Tag für Tag ist der evangelische Pfarrer und Klinikseelsorger Christian Honold in der Helios-Klinik unterwegs und besucht die Patienten. Foto: Siegmeier Foto: Schwarzwälder Bote

Serie: Klinikseelsorger Christian Honold über Trauer im Wandel der Zeit / Tod noch immer ein Tabu?­

Jeder stirbt. Darüber geredet wird indes nur ungern. Selbst wenn die Diagnose klar und das Ende in Sicht ist, möchten manche Patienten nicht darüber sprechen, erzählt der evangelische Pfarrer und Klinikseelsorger Christian Honold.

Rottweil. Andere wiederum würden sich ganz bewusst mit dem Thema Sterben auseinandersetzen und versuchen, vieles zu regeln. Honold, der evangelische Part der Klinikseelsorge an der Helios-Klinik in Rottweil, ist tagtäglich mit Tod und Sterben konfrontiert. Er begleitet Patienten in ihren letzten Stunden, aber auch Angehörige, für die oft eine Welt zusammenbricht, wenn sie einen nahen Verwandten verlieren.

"Ich finde, dass sich die Leute wieder intensiver mit dem Thema auseinandersetzen, auch wenn sie es sehr unterschiedlich wahrnehmen", so Honold. Bei seiner Arbeit als Klinikseelsorger gehe es nicht um den einzelnen Patienten und sein gesamtes Umfeld. "Das Gespräch mit den Angehörigen ist so wichtig wie das Gespräch mit dem Patienten selbst", weiß er. Die Begleitung Angehöriger sei ein wertvoller Bestandteil seiner Arbeit. "Wenn ich Menschen kennenlerne, die Krankheiten haben, die zum Tode führen, dann begleite ich sie und ihre Familien manchmal bis zum Abschied auf dem Friedhof." Und dabei sei jede Familie, jeder Abschied ganz individuell.

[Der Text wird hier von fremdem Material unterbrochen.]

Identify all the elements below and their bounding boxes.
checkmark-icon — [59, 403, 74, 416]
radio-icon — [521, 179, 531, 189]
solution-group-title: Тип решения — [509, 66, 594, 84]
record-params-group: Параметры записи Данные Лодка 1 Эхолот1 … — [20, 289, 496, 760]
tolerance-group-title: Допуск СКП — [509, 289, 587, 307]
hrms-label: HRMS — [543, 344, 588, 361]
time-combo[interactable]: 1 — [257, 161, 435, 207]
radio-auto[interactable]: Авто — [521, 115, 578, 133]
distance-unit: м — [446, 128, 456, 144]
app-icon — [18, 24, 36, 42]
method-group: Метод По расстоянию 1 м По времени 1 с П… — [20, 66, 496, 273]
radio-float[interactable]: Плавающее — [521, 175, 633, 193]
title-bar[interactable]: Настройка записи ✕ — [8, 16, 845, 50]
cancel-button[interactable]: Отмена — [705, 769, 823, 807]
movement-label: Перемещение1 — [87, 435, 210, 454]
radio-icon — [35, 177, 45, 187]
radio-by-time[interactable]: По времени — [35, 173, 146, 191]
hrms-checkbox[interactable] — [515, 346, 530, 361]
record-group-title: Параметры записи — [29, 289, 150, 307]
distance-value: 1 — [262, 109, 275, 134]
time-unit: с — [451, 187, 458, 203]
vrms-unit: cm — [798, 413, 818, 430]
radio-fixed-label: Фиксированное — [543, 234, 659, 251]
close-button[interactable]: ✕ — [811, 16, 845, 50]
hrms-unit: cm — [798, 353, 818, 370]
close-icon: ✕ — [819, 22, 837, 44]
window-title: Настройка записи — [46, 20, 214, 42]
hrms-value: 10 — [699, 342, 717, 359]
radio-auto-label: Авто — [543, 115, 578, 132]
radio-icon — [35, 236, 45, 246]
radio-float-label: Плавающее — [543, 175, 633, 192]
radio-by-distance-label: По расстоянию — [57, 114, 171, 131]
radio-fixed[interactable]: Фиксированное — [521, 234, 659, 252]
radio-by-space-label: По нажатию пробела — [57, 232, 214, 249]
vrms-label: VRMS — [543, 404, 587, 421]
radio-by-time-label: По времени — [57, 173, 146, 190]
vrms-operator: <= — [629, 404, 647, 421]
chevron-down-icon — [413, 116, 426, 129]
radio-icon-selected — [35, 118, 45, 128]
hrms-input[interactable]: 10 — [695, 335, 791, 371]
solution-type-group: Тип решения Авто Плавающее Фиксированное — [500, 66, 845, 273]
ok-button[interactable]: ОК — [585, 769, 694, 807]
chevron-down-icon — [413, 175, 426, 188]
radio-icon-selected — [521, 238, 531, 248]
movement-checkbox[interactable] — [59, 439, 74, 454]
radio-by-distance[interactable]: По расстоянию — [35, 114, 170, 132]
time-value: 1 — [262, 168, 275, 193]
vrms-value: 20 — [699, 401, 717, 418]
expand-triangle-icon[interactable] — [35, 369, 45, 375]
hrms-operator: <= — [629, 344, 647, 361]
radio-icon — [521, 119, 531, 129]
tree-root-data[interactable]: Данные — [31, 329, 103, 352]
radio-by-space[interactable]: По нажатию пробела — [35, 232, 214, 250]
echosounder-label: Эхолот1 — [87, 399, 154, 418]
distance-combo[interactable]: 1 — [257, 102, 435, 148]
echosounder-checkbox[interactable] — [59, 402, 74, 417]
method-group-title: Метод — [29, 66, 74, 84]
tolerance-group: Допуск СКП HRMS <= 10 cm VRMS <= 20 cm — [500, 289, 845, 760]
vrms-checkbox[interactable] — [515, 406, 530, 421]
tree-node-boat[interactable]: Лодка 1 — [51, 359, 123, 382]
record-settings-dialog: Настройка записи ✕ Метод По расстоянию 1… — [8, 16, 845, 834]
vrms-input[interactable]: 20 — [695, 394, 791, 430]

Unabhängiger Begleiter für den Patienten

"Man weiß im Vorfeld nicht, was auf einen zukommt. Für jede Familie gibt es einen eigenen Weg. Und für jede Familie gilt es ganz eigene Worte zu finden", erzählt Christian Honold. Zudem gehört Honold dem Palliativteam der Klinik an, nimmt an Besprechungen teil und tauscht sich mit den anderen Mitgliedern aus. Bei der Visite ist er aber nicht dabei. "Ich möchte, dass mich die Patienten unabhängig vom medizinischen System als Vertrauensperson kennen lernen. Ich bin unabhängiger Begleiter für den Patienten und seine Interessen", so der Seelsorger.

Zum Team der Klinikseelsorge zählen von katholischer Seite Marienschwester Berngund und Maria Angela Mariano. Wer von den Seelsorgern nicht besucht wird, aber gerne Seelsorge wünscht – auch Angehörige – kann dies an der Pforte mitteilen. Die Sterbe- und Trauerbegleitung sei sehr wichtig, da sie im doppelten Sinne etwas mit Loslassen zu tun habe. "Oft möchten die Kranken noch loswerden, was sie beschäftigt. Da sind sie oft ganz froh, wenn sie jemandem Unbeteiligten ihre Sicht aufs Leben erzählen können", sagt Honold. Hilfreich sei außerdem, dass die Klinikseelsorge auch vom Klinikpersonal als wichtiger unterstützender Faktor im Klinikbetrieb wahrgenommen werde.

"Der Klinikseelsorger ist heute kein emotional religiöses Randphänomen mehr". Niemandem werde sozusagen die Kirche übergestülpt. Schnell lasse zudem der Patient wissen, ob er ein Gespräch wolle oder nicht. "Der Patient entscheidet über den Gesprächsverlauf", so Honold. Auf eines weist er noch ganz besonders hin: "In der Kirche muss man nicht sein, um das Angebot in Anspruch nehmen zu können. Ich bin für jeden da, ob er Kirchensteuer zahlt oder nicht".

Am Ende jeden Jahres gibt es in der Klinik ein schönes Ritual. In einem Abschiedsgottesdienst wird all derer gedacht, die im Laufe des Jahres während der Palliativversorgung gestorben sind. "Es ist schön, gemeinsam Abschied zu nehmen und sich in der Gemeinschaft der Mittrauernden zu wissen", so Honold.

Der Tod gehört zum Leben, weiß der Volksmund. Doch in unserer Gesellschaft hat er doch keinen Platz. Die meisten Leute möchten mit dem Tabuthema Tod und Sterben nicht konfrontiert werden. Warum eigentlich? In einer Serie beschäftigt sich der Schwarzwälder Bote mit dem Thema Trauer, Tod und Sterben, im Wandel der Zeit.